O Globo
Abre-se espaço para a famosa terceira via que
quebre essa polarização que nos leva a um beco sem saída
Não fossem Trump e Bolsonaro quem são, seriam
surpreendentes os erros que cometem, um atrás do outro, na tentativa de evitar
a punição deste último, que parece inevitável. Teria também o mesmo fim Trump,
mas uma questão de prazo técnico, não de culpabilidade, o livrou da cadeia,
pois foi eleito presidente, e com isso suspendeu o processo que pende sobre ele
pelo mesmo crime, o de tentativa de golpe para impedir a posse do seu sucessor.
A Justiça brasileira, vejam só, foi mais ágil e mais eficaz que a americana, e Bolsonaro perdeu o direito de se candidatar por outro crime, cometido com a intenção de justificar perante os embaixadores dos principais países do mundo o golpe que se preparava para dar. O timing político-eleitoral não foi favorável a Bolsonaro, pois ele foi condenado à inelegibilidade pelo Tribunal Superior Eleitoral (TSE) em junho de 2023, enquanto Trump ainda não vencera a eleição americana, o que só veio a acontecer em janeiro de 2025.
Nesse intervalo, Trump tinha mais do que
fazer. Mesmo, porém, se ainda não estivesse inelegível e dependesse da decisão
do Supremo nesse processo de agora para poder se candidatar, é quase nula a
possibilidade de o presidente dos Estados Unidos, ou de qualquer outro país,
ter condições de interferir numa decisão da nossa mais alta Corte de justiça.

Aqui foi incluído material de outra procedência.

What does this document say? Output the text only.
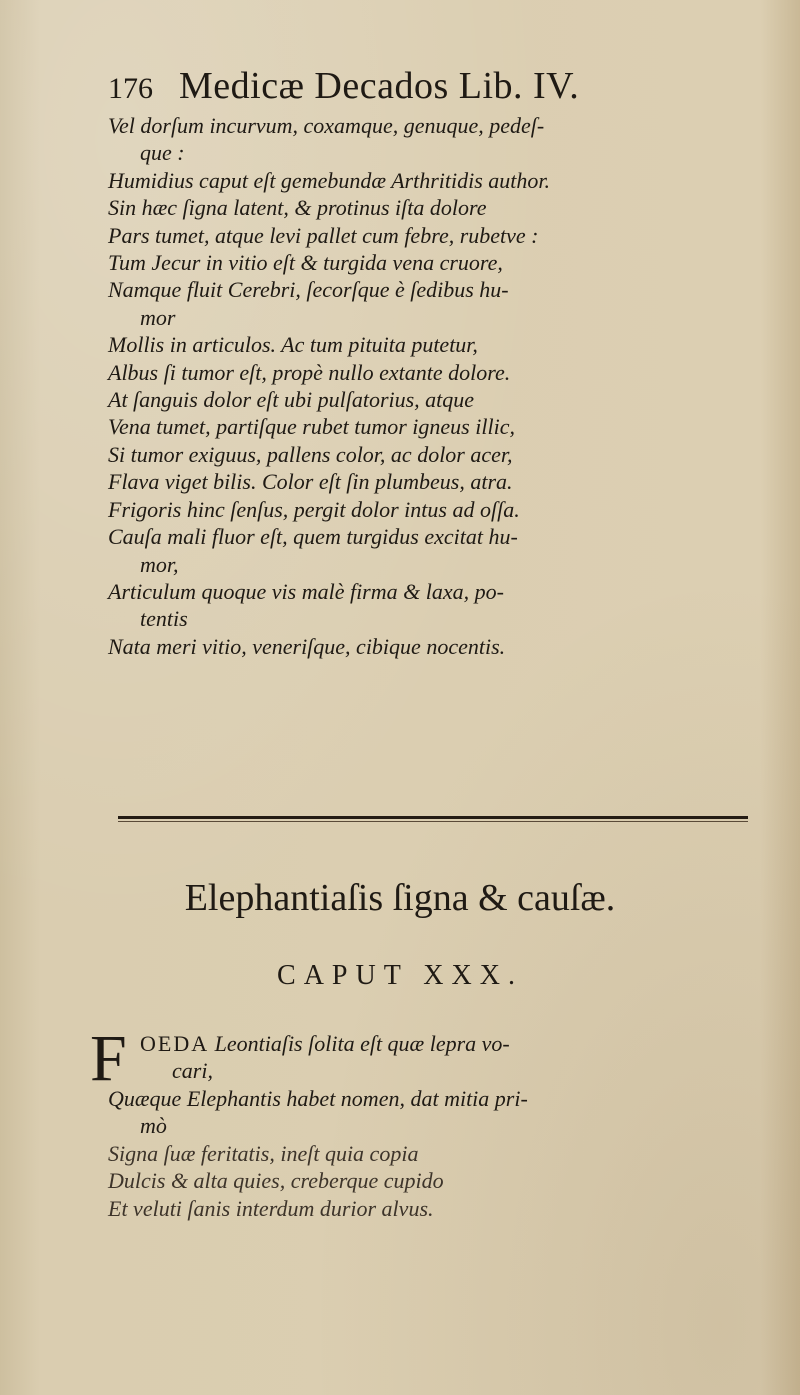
176 Medicæ Decados Lib. IV.
Vel dorſum incurvum, coxamque, genuque, pedeſ-
que :
Humidius caput eſt gemebundæ Arthritidis author.
Sin hæc ſigna latent, & protinus iſta dolore
Pars tumet, atque levi pallet cum febre, rubetve :
Tum Jecur in vitio eſt & turgida vena cruore,
Namque fluit Cerebri, ſecorſque è ſedibus hu-
mor
Mollis in articulos. Ac tum pituita putetur,
Albus ſi tumor eſt, propè nullo extante dolore.
At ſanguis dolor eſt ubi pulſatorius, atque
Vena tumet, partiſque rubet tumor igneus illic,
Si tumor exiguus, pallens color, ac dolor acer,
Flava viget bilis. Color eſt ſin plumbeus, atra.
Frigoris hinc ſenſus, pergit dolor intus ad oſſa.
Cauſa mali fluor eſt, quem turgidus excitat hu-
mor,
Articulum quoque vis malè firma & laxa, po-
tentis
Nata meri vitio, veneriſque, cibique nocentis.
Elephantiaſis ſigna & cauſæ.
CAPUT XXX.
F OEDA Leontiaſis ſolita eſt quæ lepra vo-
cari,
Quæque Elephantis habet nomen, dat mitia pri-
mò
Signa ſuæ feritatis, ineſt quia copia
Dulcis & alta quies, creberque cupido
Et veluti ſanis interdum durior alvus.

Tanto Trump quanto os Bolsonaro cometem um erro crasso de imaginar que um país
com instituições que resistiram a um golpe de Estado, notadamente o Supremo, possa
submeter sua soberania às ordens de um simulacro de tirano de filme de James
Bond.
Portanto, quando anuncia, no alto de sua
ignorância, que a única saída para evitar as sanções dos Estados Unidos seria
anistiar seu pai, o deputado licenciado Eduardo Bolsonaro revela seu
desconhecimento do país que pretende governar, além do desprezo pela soberania
do país que o pai desgraçadamente governou. É claro que ainda falta mais de um
ano para a eleição, e nesse país em que tudo acontece, tudo pode acontecer para
virar mais uma vez a roda da fortuna.
Até o tiro no pé imperialista ( nunca esse
clichê se mostrou tão adequado), a popularidade de Lula estava em decadência e
a direita tinha um candidato com grandes chances de vencer a eleição do ano que
vem. Hoje, já não há tanta certeza assim, e temos que esperar as pesquisas para
constatar o estrago que esse arreganho autoritário provocou no sentimento do
povo brasileiro. O fato é que o nacionalismo, tão explorado por Bolsonaro e os
seus, nunca foi tão provocado quanto agora, e desta vez quem está do lado certo
é Lula.
Mesmo os que já não viam com bons olhos a
reeleição de Lula, examinando a possibilidade de apostar em um bolsonarista
menos radical como o governador de São Paulo, estão hoje sem uma boia de
salvação, pelo menos no momento. Para obter as graças de Bolsonaro à sua
candidatura, que pareceria bem encaminhada, Tarcísio de Freitas tinha que
carregar certos fardos. Mas a atitude submissa de agora, sua falta de autonomia
para se colocar a favor dos interesses nacionais contra uma agressão externa
inaceitável, o coloca como um direitista radical, não um político de direita
com propensão ao diálogo e mente mais aberta que seu tutor.
O certo é que o governador de São Paulo vai
ter que fazer muita força para voltar a ter o apoio de uma parcela do
eleitorado mais interessada no futuro do país do que no futuro dos Bolsonaro.
Se Tarcísio acha que os dois se confundem, não é o candidato procurado por
larga parcela do eleitorado. Caberia a Lula aproveitar-se da situação de
unidade nacional pela nossa soberania e voltar a atrair esse eleitorado que lhe
fugia das mãos.
Para isso, porém, teria que retomar a postura
de um candidato em busca da conciliação política e de união nacional. Não será
fácil convencer os eleitores novamente, pois seu governo, até agora, é um
fiasco nesse quesito, e promessa não cumprida, para reaver credibilidade,
precisa de esforço maior e provas incontestáveis. Abre-se espaço para a famosa
terceira via que quebre essa polarização que nos leva a um beco sem saída.